The tissues and organs that make up our bodies are prone to injury, and the cells are prone to malfunctions, cancer being the most prominent. When an injury must be healed, or cancerous tissue that is dividing must be stopped, nearby cells transmit chemical signals that trigger the repair of injured cells or the death of malignant ones. In the young, the system works pretty well. But as cells turn senescent, they begin to send out false positives. The Buck Institute became cautiously optimistic about the drug rapamycin when its life-extension properties were noticed in yeast. Lab mice dosed with rapamycin are dying off more slowly than they would naturally, and many of the old mice appear energetic and youthful. Rapamycin excites longevity researchers because it seems to switch off the repair signal mistakenly sent by senescent cells. 

Thomas Perls, a professor at Boston Medical Center, notes that Seventh-Day Adventists enjoy about a decade more life expectancy than peers of their birth years: “They don’t drink or smoke, most are vegetarians, they exercise regularly even when old, and take a true weekly day of rest.” But what really strikes Perls about Seventh-Day Adventists is that they maintain large social groups. For years, the American social trend has been the opposite: fewer two-parent homes, fewer children per home, declining participation in religious and community activities, grandparents living on their own, electronic interaction replacing face-to-face. Prosperity is associated with smaller households, yet the large multigeneration home may be best for long life. 

Longer life has obvious appeal, but it entails societal risks. Politics may come to be dominated by the old, who might vote themselves ever more generous benefits for which the young must pay. Social Security and private pensions could be burdened well beyond current predictions. If longer life expectancy simply leads to more years in which pensioners are disabled and demand expensive services, health-care costs may balloon while other social needs go unmet. But if medical interventions to slow aging result in added years of reasonable fitness, life might extend in a sanguine manner, with most men and women living longer in good vigor, and also working longer (in part time or volunteer positions), keeping pension and health-care subsidies under control. Indeed, the most-exciting work being done in longevity science concerns making the later years vibrant, allowing most people to enjoy reasonable vigor right up to the end, as opposed to simply adding time at the end. 

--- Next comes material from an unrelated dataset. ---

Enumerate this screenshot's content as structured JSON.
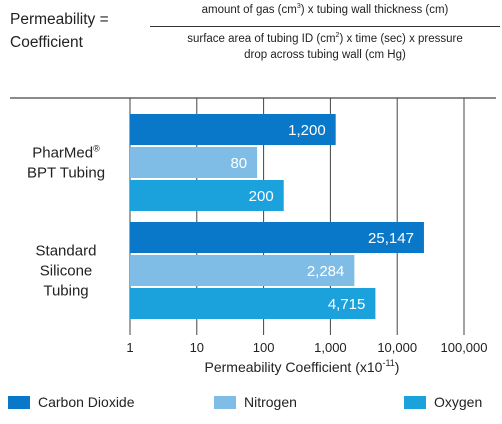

Further along may be a rethinking of life as better structured around friendship than around family, the basic unit of human society since the mists of prehistory. In the brief life of previous centuries, all a man or woman could hope to accomplish was to bear and raise children; enervation followed. If health span extends, the nuclear family might be seen as less central. For most people, bearing and raising children would no longer be the all-consuming life event. After child-rearing, a phase of decades of friendships could await—potentially more fulfilling than the emotionally charged but fast-burning bonds of youth.

Analysis

This article discussed current research being done in various laboratories about extending the longevity of human life. It explained the reasons for aging on a cellular level, as well as explored some of the methods for achieving longer lives that scientists are researching and testing with varying levels of success. The article also distinguished between a life span and a health span (the span of time in which a person is in good health), with the latter being the focus of longevity researchers. The other paragraphs I selected from the article were some of the most interesting from my perspective, as they talked about some of the effects an extended life/health span could have on American society. This would include impacts on the economy, the workforce, government policies, the healthcare industry, and even the American social structure. Another interesting bit of information from this article was about the lifestyle of Seventh Day Adventists, who have about a decade longer life expectancy than the rest of the American population. There are many contributing factors to this, but the most notable one is that they maintain rather large social groups throughout their lives. This only underscores the information I have found in other articles about the importance of maintaining social connectedness in old age.